Evolution, not revolution, is the key to a fair grade of China’s report card on economic reforms
Just one single action out of the 183 initiatives identified in the 12th five-year plan has been achieved – Hong Kong’s Stock and Bond Connect programmes
This week, in the corporate world, it’s performance review week. Line managers across the globe are sitting down with their team members, scorecards in hand, assessing past year’s performances, and setting targets and budgets for the next.
As many of us know, this can be a nervous time, not least because one’s remuneration – if not one’s job – largely depends on a positive outcome.
It’s no different in China. This week, the appropriately communist-sounding Central Economic Work Conference kicks off in Beijing with the aim of reviewing the previous year’s performance and setting the economic agenda for the next.
Quite possibly, this year’s meeting will also generate nerves.

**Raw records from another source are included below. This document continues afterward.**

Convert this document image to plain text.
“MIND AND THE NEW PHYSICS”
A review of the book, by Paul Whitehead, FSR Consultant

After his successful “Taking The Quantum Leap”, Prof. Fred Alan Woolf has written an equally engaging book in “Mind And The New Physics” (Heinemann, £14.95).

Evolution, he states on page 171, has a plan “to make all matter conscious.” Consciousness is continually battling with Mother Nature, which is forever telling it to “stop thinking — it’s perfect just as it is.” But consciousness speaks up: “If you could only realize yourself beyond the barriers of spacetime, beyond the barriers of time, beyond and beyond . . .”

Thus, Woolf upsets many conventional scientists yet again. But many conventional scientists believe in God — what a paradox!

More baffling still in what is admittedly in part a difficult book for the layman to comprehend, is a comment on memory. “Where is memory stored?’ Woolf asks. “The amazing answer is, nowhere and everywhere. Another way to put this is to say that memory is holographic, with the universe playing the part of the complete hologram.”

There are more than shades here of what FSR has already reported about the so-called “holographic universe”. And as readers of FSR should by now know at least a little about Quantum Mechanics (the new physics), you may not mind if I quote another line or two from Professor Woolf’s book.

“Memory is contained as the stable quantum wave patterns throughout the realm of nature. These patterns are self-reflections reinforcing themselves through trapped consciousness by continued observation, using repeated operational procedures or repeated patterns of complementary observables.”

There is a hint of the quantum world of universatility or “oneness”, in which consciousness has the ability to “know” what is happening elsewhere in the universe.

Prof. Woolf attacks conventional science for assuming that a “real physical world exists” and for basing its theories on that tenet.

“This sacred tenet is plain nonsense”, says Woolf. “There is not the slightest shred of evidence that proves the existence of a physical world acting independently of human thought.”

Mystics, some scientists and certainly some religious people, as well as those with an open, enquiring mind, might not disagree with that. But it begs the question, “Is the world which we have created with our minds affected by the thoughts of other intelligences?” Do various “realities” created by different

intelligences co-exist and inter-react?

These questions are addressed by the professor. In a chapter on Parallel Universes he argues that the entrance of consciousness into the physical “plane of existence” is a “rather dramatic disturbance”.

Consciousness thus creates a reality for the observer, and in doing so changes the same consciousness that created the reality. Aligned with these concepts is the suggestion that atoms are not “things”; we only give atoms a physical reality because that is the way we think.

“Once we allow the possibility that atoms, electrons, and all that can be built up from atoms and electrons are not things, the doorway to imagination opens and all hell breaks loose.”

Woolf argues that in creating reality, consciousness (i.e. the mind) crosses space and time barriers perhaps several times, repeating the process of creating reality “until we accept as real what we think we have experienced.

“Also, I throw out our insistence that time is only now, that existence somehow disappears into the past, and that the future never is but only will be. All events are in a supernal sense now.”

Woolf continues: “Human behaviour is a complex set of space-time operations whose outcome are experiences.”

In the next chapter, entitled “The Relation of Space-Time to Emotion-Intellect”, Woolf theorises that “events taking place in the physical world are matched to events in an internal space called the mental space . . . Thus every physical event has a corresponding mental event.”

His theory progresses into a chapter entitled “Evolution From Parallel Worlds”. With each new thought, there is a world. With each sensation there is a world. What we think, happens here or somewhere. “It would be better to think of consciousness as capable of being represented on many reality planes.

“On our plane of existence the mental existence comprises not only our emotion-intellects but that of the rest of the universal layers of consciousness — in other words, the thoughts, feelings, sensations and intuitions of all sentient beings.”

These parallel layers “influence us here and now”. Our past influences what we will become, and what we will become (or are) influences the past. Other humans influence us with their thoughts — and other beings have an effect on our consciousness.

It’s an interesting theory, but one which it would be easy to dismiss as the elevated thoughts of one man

Alongside the usual challenge of tackling the country’s growing mountain of debt, a bubbly property market, and a slower growth trajectory; there’s also a rather large Trump in the room in the shape of pending tax reforms in the United States, rising US interest rates, and still tense bilateral Sino-US trade relations.
A positive outcome is by no means assured, although we are likely to never know whether jobs and livelihoods are at stake, given the secretive nature of the conference and the vague reports typically published after the three-day affair concludes.
But even wearing the pinkest, rose-tinted, half-full glasses, it will be difficult to point to concrete examples where reforms have meaningfully advanced.